D'une ampleur sans précédent en France, cette rétrospective éclaire les treize dernières années de création d'Henri Matisse, période souvent qualifiée de « seconde vie ». Le commissariat est assuré par Claudine Grammont, cheffe de service du cabinet d'art graphique au Musée national d'art moderne. La gouache découpée s'y impose comme un langage plastique souverain, tandis que les autres médiums déploient une pratique pluridisciplinaire d'une richesse inédite.Exposition « Matisse. 1941–1954 » | Teaser © GrandPalaisRmn / Centre Pompidou
UNE « SECONDE VIE » : DE L'ÉPREUVE À LA RÉINVENTION
Comment l'artiste, surnommé « le ressuscité » à l'hôpital de Lyon, transforme la maladie en élan créateurEn janvier 1941, Henri Matisse subit à Lyon une grave intervention chirurgicale pour un cancer duodénal.
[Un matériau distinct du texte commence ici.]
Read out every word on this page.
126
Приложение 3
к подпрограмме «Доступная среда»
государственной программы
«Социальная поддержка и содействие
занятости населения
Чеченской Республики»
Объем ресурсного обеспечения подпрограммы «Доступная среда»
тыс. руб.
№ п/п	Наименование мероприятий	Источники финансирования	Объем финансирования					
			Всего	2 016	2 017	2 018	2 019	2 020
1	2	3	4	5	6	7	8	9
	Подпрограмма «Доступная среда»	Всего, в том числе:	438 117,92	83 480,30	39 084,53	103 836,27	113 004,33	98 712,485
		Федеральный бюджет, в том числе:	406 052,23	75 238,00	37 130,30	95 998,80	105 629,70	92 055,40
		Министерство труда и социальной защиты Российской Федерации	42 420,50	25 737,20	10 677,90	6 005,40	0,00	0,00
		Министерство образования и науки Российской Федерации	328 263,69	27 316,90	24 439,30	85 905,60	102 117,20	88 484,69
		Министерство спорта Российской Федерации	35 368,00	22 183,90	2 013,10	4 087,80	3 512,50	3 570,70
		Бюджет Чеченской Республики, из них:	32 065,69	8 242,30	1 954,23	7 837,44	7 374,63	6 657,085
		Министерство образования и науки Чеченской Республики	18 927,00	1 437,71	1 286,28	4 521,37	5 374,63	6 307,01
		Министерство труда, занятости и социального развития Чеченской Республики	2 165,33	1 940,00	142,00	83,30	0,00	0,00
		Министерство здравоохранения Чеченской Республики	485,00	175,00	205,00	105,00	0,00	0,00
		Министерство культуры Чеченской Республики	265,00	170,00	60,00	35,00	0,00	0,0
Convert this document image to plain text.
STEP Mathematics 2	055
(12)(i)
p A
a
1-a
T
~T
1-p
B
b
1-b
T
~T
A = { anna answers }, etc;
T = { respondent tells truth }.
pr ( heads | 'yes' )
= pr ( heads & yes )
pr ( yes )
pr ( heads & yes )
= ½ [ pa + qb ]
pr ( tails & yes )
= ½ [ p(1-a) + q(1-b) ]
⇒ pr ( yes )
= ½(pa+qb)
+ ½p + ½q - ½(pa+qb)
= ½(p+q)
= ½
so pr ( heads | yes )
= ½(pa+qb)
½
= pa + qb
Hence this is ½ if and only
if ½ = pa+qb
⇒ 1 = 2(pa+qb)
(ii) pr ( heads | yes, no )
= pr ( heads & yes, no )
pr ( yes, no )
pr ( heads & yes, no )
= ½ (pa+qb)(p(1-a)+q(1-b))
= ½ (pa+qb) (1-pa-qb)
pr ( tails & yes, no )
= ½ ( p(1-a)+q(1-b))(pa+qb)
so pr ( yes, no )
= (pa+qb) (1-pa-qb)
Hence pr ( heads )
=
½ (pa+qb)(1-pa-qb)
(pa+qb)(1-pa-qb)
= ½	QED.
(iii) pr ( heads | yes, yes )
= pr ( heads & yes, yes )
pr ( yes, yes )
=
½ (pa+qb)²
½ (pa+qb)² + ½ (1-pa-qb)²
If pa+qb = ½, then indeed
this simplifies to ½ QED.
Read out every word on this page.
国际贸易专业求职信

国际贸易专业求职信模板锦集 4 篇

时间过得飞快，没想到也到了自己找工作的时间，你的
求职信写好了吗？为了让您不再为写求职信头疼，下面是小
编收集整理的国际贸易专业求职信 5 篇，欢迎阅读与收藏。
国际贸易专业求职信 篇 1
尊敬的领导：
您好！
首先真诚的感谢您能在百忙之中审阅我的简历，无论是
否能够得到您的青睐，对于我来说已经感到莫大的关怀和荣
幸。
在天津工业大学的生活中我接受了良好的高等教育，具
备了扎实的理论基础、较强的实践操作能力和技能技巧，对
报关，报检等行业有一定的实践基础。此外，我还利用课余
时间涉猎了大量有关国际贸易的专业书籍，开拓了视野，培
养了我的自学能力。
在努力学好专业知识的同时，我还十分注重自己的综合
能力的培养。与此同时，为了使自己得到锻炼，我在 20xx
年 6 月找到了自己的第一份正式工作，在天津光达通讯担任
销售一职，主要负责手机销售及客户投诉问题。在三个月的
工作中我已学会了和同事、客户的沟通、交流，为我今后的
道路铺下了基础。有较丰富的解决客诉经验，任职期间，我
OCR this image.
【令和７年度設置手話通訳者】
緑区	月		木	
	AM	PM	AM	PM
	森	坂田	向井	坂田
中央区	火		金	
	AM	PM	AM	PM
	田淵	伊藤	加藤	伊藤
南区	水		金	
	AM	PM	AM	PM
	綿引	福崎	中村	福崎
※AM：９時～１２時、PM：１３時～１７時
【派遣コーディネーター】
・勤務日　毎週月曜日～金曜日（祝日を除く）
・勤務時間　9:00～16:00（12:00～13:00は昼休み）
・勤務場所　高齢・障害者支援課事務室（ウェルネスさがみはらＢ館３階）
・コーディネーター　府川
Hospitalisé trois mois, contraint de porter un corset de fer qui limite la station debout, il est surnommé « le ressuscité » par le personnel médical. Loin de marquer un déclin, cette épreuve ouvre une phase d'une fécondité extraordinaire. L'artiste, alors âgé de 71 ans, confie avoir le sentiment de bénéficier d'un sursis, d'une existence neuve dans laquelle il s'autorise toutes les audaces plastiques.
Henri Matisse, Nu bleu II, 1952, papiers gouachés, découpés et collés sur papier marouflé sur toile, 103,8 × 86 cm, Centre Pompidou, Paris © Succession H. Matisse
Dès juin 1941 – six mois à peine après l'opération –, Matisse reprend le travail depuis sa chambre-atelier de l'hôtel Régina à Cimiez, surplombant Nice. Physiquement diminué, il dessine au crayon et au fusain, puis se concentre sur des séries de dessins au pinceau et à l'encre qui témoignent d'une gestuelle d'une fluidité remarquable. La peinture ne disparaît pas : elle se déploie avec davantage d'espace et de saturation chromatique, comme en attestent les Intérieurs de Vence réalisés entre 1946 et 1948, où les objets du quotidien deviennent prétextes à de vibrantes explosions de lumière.
La gouache découpée permet à Matisse de découper « à vif » dans la couleur, de fusionner lumière naturelle et lumière intérieure.
C'est toutefois la gouache découpée qui incarne le mieux ce renouveau. Assisté de Lydia Delectorskaya, sa secrétaire, modèle et confidente depuis 1933, Matisse taille directement aux ciseaux dans des feuilles préparées à la gouache par ses collaborateurs. Ce procédé lui permet de fusionner dessin et couleur en un geste unique, supprimant l'écart entre le tracé du contour et le remplissage de la surface. Le Grand Palais offre l'occasion de mesurer la portée de cette invention radicale, qui a irrigué l'art de la seconde moitié du XXe siècle.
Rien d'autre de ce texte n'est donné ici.